“Functional Training” is a buzzword thrown around a lot over the Internet…and often it’s used incorrectly. So, what exactly is functional training?
Functional training means exercising in a manner that directly translates to everyday activities. Its primary goal is to help individuals move through life more easily and lower the risk of injury when doing so. Hence, “functional.” What is deemed functional for someone depends on the individual’s lifestyle, such as their occupation. For the majority of the population, this means learning how to walk, pick up heavy objects, get in and out of chair, etc. with ease.
Functional training is particularly important when it comes to injury prevention. People don’t tend to injure themselves in the gym, where they’re being mindful of their movement patterns. They injure themselves outside of the gym doing activities such as moving a couch. They’re less focused on proper form and mind-muscle connection and instead driven by the end goal of getting the couch in its new spot. Functional training is meant to increase kinesthetic awareness during these activities so moving the couch with proper form becomes a natural activity.

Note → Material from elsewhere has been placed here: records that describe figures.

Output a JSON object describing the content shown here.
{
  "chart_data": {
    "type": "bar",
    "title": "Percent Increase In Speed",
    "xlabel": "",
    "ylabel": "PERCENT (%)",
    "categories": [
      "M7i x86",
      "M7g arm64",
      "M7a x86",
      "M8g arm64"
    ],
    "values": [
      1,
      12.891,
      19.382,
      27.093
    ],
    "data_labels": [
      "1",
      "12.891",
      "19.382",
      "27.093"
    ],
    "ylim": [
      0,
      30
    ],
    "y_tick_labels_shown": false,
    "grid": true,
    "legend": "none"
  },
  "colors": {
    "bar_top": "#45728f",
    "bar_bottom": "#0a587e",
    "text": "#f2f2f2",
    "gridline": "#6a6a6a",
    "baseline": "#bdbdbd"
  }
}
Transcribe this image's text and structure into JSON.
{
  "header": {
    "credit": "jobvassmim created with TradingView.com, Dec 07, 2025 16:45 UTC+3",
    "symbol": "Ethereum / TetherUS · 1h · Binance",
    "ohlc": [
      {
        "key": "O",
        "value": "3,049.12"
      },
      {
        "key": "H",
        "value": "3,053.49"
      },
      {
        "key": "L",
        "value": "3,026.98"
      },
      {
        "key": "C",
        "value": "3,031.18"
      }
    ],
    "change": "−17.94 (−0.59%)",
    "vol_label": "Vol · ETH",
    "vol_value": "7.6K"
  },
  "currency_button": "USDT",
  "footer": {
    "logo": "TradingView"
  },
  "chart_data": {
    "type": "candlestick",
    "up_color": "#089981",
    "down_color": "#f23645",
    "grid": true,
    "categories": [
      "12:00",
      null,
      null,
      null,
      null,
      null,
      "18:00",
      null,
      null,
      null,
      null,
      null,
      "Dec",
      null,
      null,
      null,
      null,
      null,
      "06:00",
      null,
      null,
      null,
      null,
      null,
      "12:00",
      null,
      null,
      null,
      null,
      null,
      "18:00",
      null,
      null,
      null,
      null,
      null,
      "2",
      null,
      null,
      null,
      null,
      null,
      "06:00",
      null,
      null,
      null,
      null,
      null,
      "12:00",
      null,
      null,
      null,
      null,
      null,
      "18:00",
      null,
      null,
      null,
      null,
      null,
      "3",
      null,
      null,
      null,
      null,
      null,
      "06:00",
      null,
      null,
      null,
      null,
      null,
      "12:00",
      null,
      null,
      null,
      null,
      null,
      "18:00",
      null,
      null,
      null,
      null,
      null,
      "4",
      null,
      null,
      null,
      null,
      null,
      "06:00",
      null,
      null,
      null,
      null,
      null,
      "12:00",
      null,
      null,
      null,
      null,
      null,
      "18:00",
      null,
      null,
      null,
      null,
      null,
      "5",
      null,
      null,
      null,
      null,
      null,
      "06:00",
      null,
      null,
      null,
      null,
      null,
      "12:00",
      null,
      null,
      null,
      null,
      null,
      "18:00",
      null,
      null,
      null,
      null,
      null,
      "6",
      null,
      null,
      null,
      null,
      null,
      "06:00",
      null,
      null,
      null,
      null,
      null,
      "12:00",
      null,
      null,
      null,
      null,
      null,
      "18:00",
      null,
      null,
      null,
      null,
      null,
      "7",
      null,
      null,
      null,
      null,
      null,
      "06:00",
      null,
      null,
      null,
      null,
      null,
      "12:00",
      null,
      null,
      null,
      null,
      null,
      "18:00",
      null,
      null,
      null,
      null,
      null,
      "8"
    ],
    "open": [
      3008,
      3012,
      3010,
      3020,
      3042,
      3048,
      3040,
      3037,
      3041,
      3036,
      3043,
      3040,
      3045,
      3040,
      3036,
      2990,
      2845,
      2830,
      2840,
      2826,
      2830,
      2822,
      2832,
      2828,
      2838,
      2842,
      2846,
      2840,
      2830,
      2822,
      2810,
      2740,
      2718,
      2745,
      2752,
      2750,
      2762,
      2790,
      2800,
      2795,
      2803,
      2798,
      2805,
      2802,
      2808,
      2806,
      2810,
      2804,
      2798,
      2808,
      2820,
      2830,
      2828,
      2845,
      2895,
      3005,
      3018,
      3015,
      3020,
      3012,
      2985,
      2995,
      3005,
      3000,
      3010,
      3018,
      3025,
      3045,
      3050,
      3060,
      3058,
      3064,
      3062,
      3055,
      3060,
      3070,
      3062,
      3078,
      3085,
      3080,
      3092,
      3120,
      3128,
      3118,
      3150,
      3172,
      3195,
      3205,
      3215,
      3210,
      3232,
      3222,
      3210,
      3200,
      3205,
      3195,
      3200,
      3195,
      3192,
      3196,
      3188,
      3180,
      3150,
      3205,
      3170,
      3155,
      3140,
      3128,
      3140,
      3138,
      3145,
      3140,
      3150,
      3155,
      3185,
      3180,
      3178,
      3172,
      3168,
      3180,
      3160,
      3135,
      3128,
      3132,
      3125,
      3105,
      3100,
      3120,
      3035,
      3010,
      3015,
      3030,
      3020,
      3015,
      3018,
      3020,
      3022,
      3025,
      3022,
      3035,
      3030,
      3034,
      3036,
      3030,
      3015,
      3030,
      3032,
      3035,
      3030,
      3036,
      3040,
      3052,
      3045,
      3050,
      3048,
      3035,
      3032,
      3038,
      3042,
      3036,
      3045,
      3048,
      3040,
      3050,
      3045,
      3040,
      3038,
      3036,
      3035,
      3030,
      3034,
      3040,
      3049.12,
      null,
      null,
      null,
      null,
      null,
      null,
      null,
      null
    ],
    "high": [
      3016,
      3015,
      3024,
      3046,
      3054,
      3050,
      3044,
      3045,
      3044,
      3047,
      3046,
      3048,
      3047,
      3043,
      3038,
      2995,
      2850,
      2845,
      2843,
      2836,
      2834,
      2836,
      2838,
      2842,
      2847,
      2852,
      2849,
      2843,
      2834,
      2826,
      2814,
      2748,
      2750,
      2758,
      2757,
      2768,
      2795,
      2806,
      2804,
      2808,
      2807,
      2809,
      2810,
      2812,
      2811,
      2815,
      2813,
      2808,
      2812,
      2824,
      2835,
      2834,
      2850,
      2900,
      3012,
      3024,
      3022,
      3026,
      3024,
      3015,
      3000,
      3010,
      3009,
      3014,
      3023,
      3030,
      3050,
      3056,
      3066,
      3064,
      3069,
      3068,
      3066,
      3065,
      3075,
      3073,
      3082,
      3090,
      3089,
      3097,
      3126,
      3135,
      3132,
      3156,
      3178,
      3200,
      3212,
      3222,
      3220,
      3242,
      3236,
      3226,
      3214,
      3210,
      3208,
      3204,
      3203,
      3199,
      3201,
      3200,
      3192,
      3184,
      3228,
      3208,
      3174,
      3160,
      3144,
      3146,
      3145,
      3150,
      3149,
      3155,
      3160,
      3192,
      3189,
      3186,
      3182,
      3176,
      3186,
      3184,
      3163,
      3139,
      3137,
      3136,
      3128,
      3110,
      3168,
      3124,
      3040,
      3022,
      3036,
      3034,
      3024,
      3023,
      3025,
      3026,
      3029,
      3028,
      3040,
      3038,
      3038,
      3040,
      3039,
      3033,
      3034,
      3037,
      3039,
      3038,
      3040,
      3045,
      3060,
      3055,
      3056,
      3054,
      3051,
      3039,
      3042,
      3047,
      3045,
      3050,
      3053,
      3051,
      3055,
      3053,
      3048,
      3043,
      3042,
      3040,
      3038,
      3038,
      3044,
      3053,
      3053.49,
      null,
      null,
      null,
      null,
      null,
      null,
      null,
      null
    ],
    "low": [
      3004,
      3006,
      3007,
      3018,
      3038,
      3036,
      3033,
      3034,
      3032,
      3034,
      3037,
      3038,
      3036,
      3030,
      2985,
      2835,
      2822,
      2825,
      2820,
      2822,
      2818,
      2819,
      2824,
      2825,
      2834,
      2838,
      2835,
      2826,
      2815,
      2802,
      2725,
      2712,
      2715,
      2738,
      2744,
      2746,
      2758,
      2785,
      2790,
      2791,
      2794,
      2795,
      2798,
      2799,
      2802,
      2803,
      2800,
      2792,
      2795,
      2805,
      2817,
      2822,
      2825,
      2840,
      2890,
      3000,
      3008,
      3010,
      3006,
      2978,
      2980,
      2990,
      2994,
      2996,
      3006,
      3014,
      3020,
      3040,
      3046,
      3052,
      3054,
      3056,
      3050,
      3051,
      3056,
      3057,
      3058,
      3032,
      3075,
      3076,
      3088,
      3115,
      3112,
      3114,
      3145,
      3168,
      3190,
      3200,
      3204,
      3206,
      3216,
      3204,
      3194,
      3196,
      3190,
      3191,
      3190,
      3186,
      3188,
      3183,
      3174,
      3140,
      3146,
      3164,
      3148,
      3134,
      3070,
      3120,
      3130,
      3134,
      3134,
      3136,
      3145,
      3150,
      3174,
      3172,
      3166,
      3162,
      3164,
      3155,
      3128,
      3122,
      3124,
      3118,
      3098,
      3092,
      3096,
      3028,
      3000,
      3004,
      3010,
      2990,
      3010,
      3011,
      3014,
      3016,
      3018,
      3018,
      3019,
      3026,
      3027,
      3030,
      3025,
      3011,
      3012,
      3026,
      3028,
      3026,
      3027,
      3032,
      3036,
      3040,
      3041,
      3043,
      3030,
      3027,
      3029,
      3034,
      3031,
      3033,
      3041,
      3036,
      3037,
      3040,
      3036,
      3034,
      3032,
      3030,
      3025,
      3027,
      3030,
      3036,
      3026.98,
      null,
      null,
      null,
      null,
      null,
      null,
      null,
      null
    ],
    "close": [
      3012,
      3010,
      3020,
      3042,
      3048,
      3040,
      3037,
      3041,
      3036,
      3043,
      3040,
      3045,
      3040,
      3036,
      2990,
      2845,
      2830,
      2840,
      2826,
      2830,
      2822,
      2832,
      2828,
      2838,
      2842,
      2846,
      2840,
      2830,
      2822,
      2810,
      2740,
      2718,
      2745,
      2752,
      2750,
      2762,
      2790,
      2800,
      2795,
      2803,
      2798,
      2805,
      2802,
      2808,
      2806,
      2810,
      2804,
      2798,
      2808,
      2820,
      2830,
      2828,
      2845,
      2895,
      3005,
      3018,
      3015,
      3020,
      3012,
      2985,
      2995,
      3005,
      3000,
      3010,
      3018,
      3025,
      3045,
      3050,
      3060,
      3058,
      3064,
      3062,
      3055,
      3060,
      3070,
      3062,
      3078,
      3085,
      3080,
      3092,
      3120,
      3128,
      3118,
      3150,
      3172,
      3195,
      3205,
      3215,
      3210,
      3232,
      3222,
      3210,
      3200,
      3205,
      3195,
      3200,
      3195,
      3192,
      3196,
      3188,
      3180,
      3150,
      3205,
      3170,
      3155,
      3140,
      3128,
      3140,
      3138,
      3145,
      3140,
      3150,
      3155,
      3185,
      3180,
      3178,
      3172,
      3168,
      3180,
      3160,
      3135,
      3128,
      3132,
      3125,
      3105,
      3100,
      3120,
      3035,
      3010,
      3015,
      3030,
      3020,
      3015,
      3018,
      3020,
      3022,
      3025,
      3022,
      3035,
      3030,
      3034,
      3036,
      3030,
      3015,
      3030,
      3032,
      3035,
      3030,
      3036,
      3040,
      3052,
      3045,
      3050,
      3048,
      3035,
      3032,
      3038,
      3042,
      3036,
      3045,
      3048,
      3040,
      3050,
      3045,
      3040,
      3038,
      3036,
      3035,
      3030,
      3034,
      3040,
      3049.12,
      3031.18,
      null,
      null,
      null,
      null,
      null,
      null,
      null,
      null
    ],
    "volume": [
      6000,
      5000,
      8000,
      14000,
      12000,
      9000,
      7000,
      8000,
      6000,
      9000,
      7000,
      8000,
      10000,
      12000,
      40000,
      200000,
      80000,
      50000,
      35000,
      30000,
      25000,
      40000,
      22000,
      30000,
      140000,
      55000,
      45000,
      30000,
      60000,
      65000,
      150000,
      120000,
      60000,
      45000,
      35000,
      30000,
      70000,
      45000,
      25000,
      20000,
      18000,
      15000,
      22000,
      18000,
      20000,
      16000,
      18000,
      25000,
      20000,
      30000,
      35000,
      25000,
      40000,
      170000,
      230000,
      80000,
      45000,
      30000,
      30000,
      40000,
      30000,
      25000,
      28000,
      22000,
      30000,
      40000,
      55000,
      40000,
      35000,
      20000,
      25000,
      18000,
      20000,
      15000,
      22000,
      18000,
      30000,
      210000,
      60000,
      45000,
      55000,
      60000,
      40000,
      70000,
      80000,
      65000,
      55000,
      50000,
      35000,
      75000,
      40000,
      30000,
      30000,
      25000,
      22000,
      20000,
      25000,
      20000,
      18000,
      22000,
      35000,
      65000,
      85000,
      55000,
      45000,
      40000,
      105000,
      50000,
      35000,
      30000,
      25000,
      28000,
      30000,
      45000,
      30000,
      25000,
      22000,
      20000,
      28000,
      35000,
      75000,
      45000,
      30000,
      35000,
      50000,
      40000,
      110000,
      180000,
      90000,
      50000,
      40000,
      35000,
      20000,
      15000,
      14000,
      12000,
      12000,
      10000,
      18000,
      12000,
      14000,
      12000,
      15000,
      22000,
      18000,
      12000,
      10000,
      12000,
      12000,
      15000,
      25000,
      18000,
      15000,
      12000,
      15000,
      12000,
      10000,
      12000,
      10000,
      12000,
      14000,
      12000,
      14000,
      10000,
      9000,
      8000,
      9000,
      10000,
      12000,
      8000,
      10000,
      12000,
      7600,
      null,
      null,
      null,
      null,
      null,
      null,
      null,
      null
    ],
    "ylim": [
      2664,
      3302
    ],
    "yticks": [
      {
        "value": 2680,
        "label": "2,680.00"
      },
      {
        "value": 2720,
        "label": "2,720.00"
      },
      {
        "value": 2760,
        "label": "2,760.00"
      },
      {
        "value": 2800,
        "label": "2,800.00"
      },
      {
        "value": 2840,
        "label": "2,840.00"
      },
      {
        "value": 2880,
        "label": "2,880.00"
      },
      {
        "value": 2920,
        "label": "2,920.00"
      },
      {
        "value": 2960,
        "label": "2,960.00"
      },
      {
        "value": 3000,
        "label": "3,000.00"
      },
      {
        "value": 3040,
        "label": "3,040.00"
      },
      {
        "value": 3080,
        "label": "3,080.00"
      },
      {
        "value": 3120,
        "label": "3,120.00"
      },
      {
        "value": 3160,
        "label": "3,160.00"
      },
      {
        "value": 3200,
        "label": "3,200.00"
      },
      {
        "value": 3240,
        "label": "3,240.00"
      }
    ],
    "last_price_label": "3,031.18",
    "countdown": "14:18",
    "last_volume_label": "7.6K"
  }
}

Typical functional training movements includes squats, deadlifts, or push-ups, or primarily compound exercises that involve free weights not machines. It’s teaching the body how to recruit multiple muscle groups to work as one instead of overreliance on a single set. This again will translate directly into everyday life as the muscles learn to work together. Exercises such as triceps extensions or bicep curls (isolation exercises) don’t usually qualify. How often do you lean forward and extend your arm back behind you? Probably not often, if ever. But how often do you bend your knees to pick something up off the floor? Or push open a door? Isolation exercises serve their purpose, but they don’t fall under the “functional training” category.
Another exercise commonly miscategorized as “functional” are box jumps. Now, if you’re an athlete whose occupation involves power training, box jumps could be considered functional. For the average individual who works at a desk 9-5, there is unlikely to be many situations where they have to scale a 36” wall.
That’s not to say to never include triceps extensions or box jumps in your routine; if you enjoy these exercises, go for it! Just make sure you include plenty of the functional training movement patterns as well (push, pull, hinge, squat, rotation) and watch the difference it makes in your daily routine.